Fourteen RCTs were included (1,093 participants; 1,179 fractures). Nine studies reported concealment of allocation using sealed envelopes. Full blinding was not possible as calcium phosphate cement is radiodense. There were imbalances between groups at baseline in four studies. Three studies did not report a intention-to-treat analysis. On the Detsky scale assessing quality of reporting, scores ranged from 50 per cent to 90 per cent.
Three (n=455 patients) of the eight studies reporting a pain outcome were pooled. The prevalence of pain was lower at the fracture site in the intervention group (calcium bone cement) compared to control (RR 0.57, 95% CI: 0.33, 0.99, p=0.04). In the subgroup analysis there was no statistically significant difference in pain when the intervention was compared to autogenous bone graft (one RCT, n=22), but there was a significant pain benefit when the intervention was compared to a no-substitute comparator (two RCTs, n=432).
Appropriate data were not available for pooling of the five studies reporting functional outcome. The findings from these five studies were mixed.

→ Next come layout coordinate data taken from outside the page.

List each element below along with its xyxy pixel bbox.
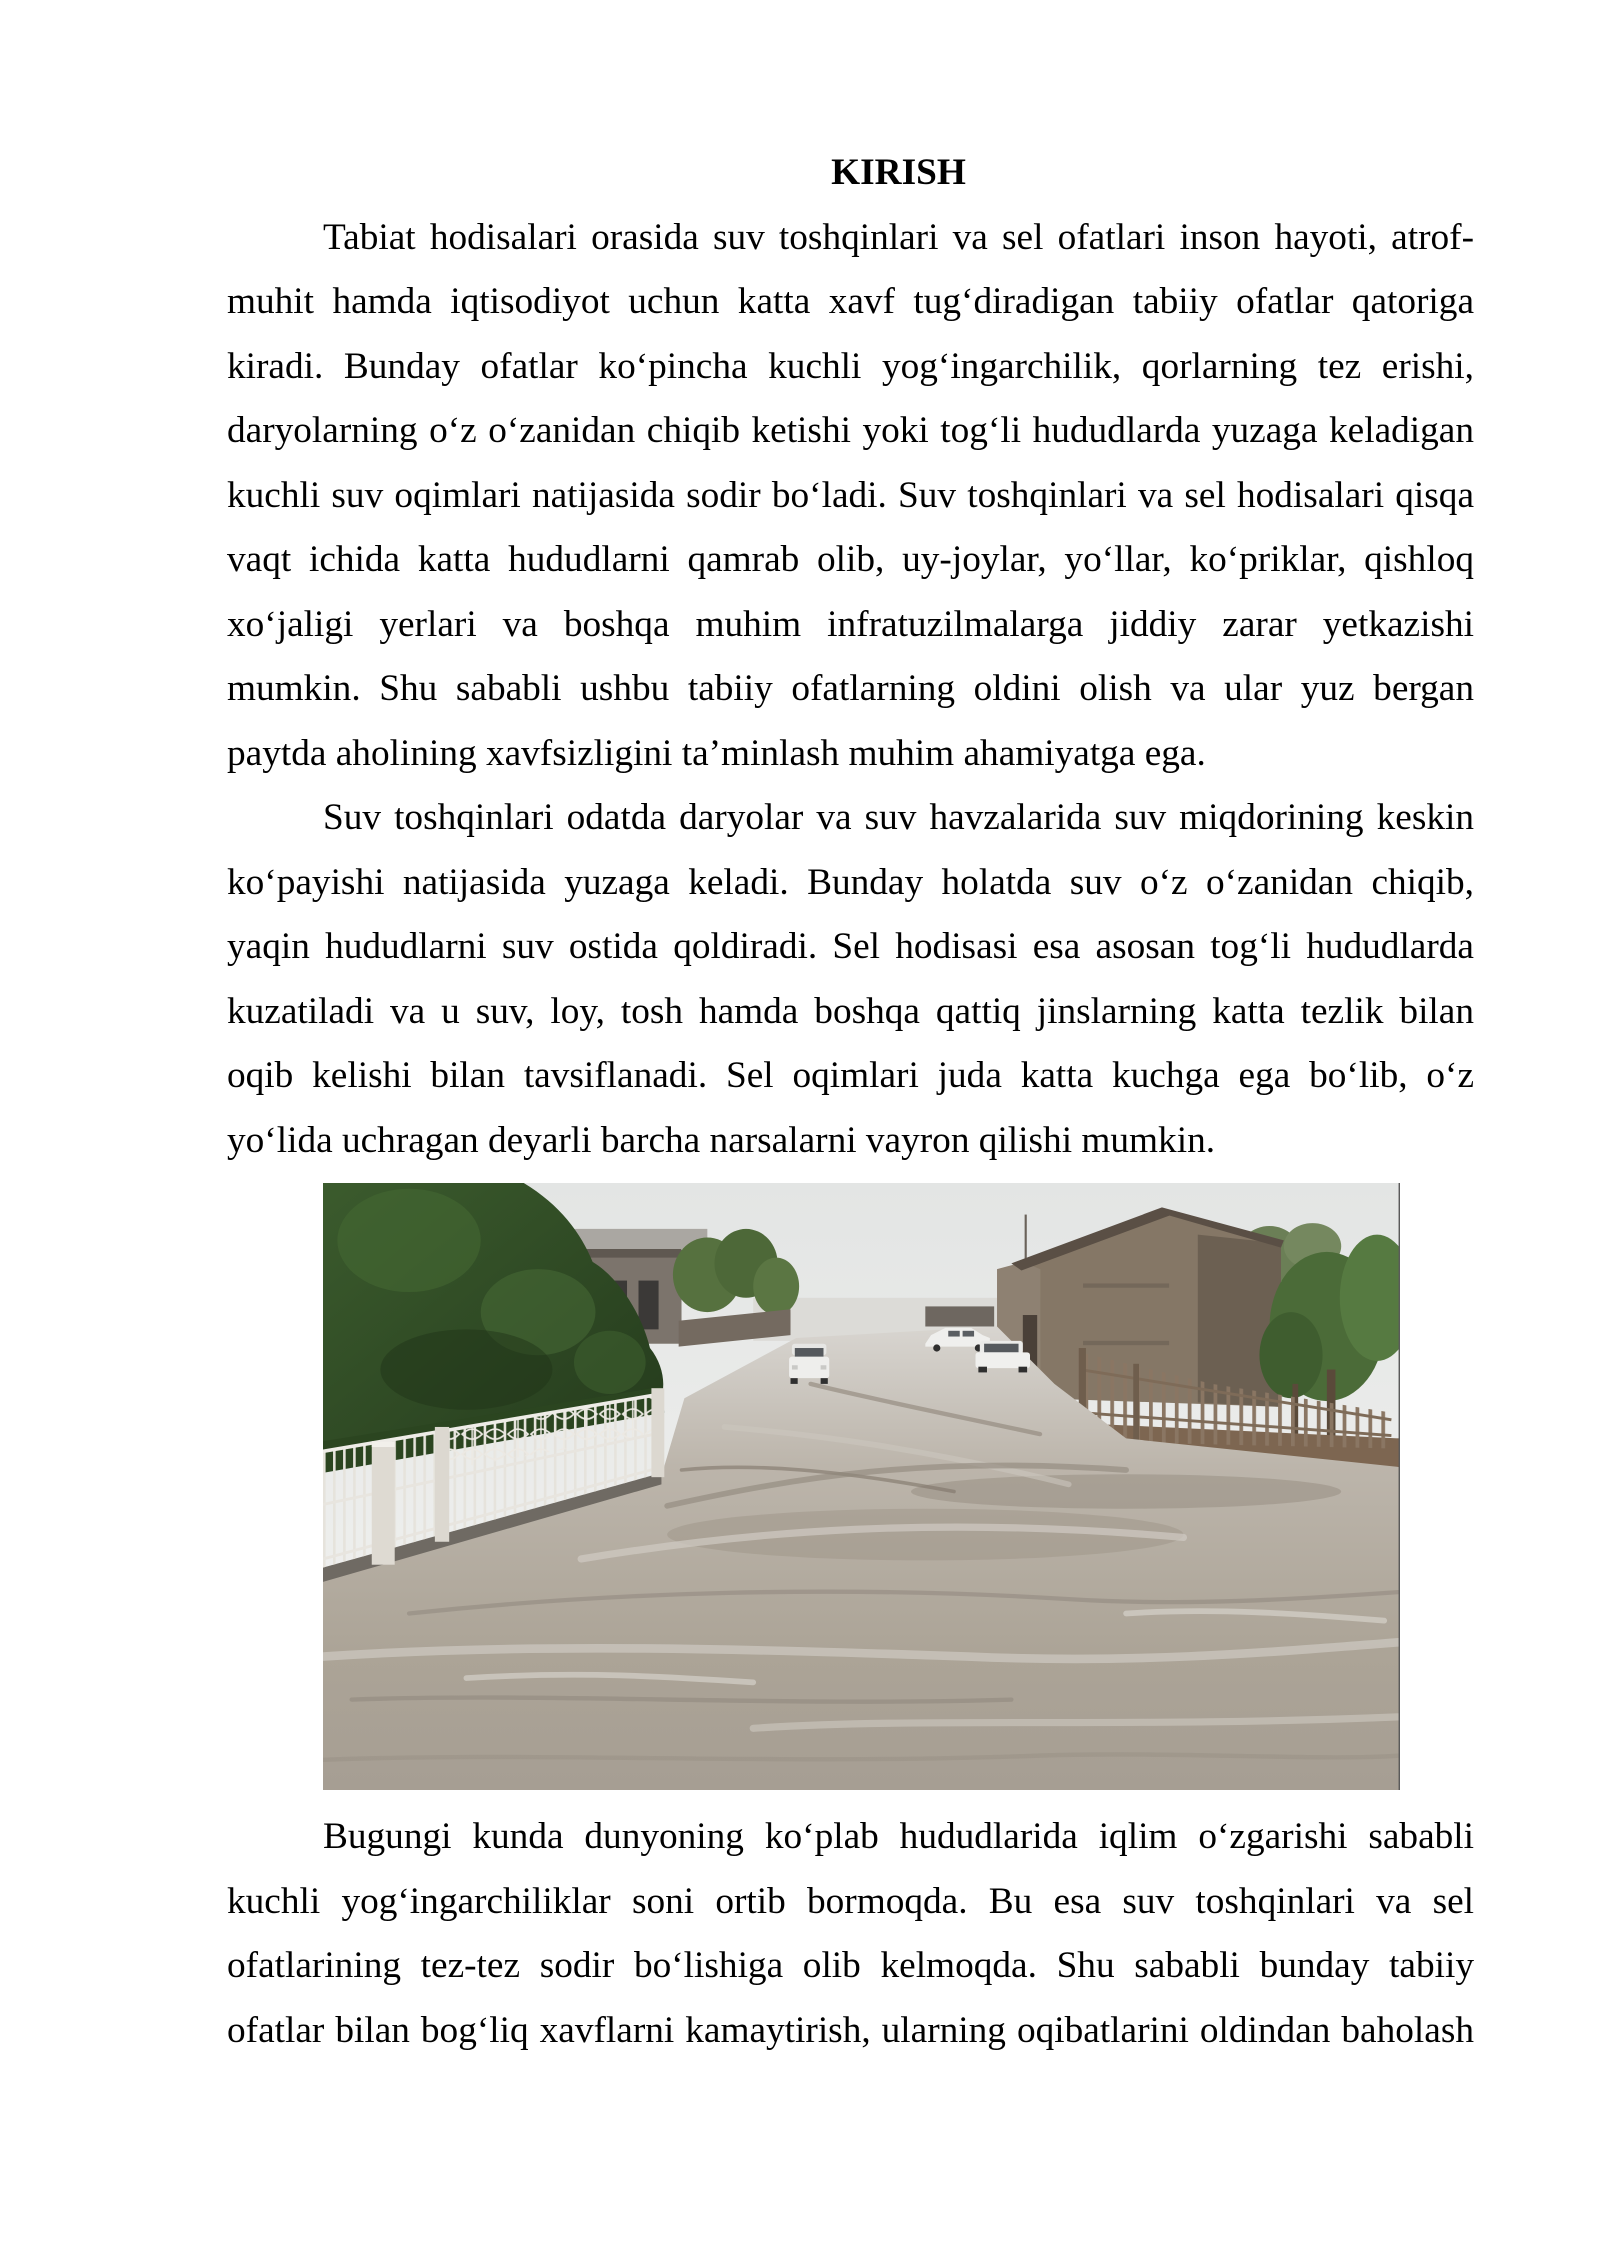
text-line: xo‘jaligi yerlari va boshqa muhim infratuzilmalarga jiddiy zarar yetkazishi (227, 603, 1474, 645)
paragraph-1 (227, 206, 1474, 787)
page-body (227, 141, 1474, 2063)
car-suv (976, 1341, 1030, 1373)
text-line: ko‘payishi natijasida yuzaga keladi. Bunday holatda suv o‘z o‘zanidan chiqib, (227, 861, 1474, 903)
text-line: kuzatiladi va u suv, loy, tosh hamda boshqa qattiq jinslarning katta tezlik bilan (227, 990, 1474, 1032)
text-line: yo‘lida uchragan deyarli barcha narsalarni vayron qilishi mumkin. (227, 1119, 1216, 1161)
text-line: Tabiat hodisalari orasida suv toshqinlari va sel ofatlari inson hayoti, atrof- (323, 216, 1474, 258)
text-line: ofatlar bilan bog‘liq xavflarni kamaytirish, ularning oqibatlarini oldindan baholash (227, 2009, 1474, 2051)
text-line: vaqt ichida katta hududlarni qamrab olib, uy-joylar, yo‘llar, ko‘priklar, qishloq (227, 539, 1474, 580)
text-line: daryolarning o‘z o‘zanidan chiqib ketishi yoki tog‘li hududlarda yuzaga keladigan (227, 410, 1474, 451)
text-line: oqib kelishi bilan tavsiflanadi. Sel oqimlari juda katta kuchga ega bo‘lib, o‘z (227, 1055, 1474, 1096)
car-front (789, 1344, 829, 1384)
text-line: muhit hamda iqtisodiyot uchun katta xavf tug‘diradigan tabiiy ofatlar qatoriga (227, 281, 1474, 322)
text-line: kuchli yog‘ingarchiliklar soni ortib bormoqda. Bu esa suv toshqinlari va sel (227, 1880, 1474, 1922)
flood-photo (323, 1183, 1400, 1790)
text-line: Suv toshqinlari odatda daryolar va suv havzalarida suv miqdorining keskin (323, 797, 1474, 838)
text-line: mumkin. Shu sababli ushbu tabiiy ofatlarning oldini olish va ular yuz bergan (227, 668, 1474, 709)
text-line: kiradi. Bunday ofatlar ko‘pincha kuchli yog‘ingarchilik, qorlarning tez erishi, (227, 345, 1474, 387)
paragraph-3 (227, 1805, 1474, 2063)
text-line: yaqin hududlarni suv ostida qoldiradi. Sel hodisasi esa asosan tog‘li hududlarda (227, 926, 1474, 967)
distant-wall-right (925, 1306, 994, 1326)
text-line: kuchli suv oqimlari natijasida sodir bo‘ladi. Suv toshqinlari va sel hodisalari qisqa (227, 474, 1474, 516)
text-line: ofatlarining tez-tez sodir bo‘lishiga olib kelmoqda. Shu sababli bunday tabiiy (227, 1945, 1474, 1986)
section-title: KIRISH (831, 152, 966, 193)
flood-street-image (323, 1183, 1400, 1790)
paragraph-2 (227, 786, 1474, 1173)
text-line: paytda aholining xavfsizligini ta’minlash muhim ahamiyatga ega. (227, 732, 1206, 774)
text-line: Bugungi kunda dunyoning ko‘plab hududlarida iqlim o‘zgarishi sababli (323, 1816, 1474, 1857)
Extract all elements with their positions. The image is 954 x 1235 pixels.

There was no significant difference between intervention and control prevalence of infection (seven RCTs, n=718), RR 0.74 (95% CI: 0.19, 2.87), in fracture healing (four RCTs, n=216) and in prevalence of loss of fracture reduction (five RCTs, n=599), RR 0.54, 95% CI: 0.26, 1.13). There was significant heterogeneity. When the intervention was compared to autogenous bone graft alone in a subgroup analysis there was a statistically significant benefit in favour of the intervention (three RCTs, n=166) for loss of fracture reduction, but not when compared to no substitute. There was a benefit with the intervention for tibia fractures (two RCTs, n=146), but not with other fractures. The authors stated that funnel plots did not suggest publication bias.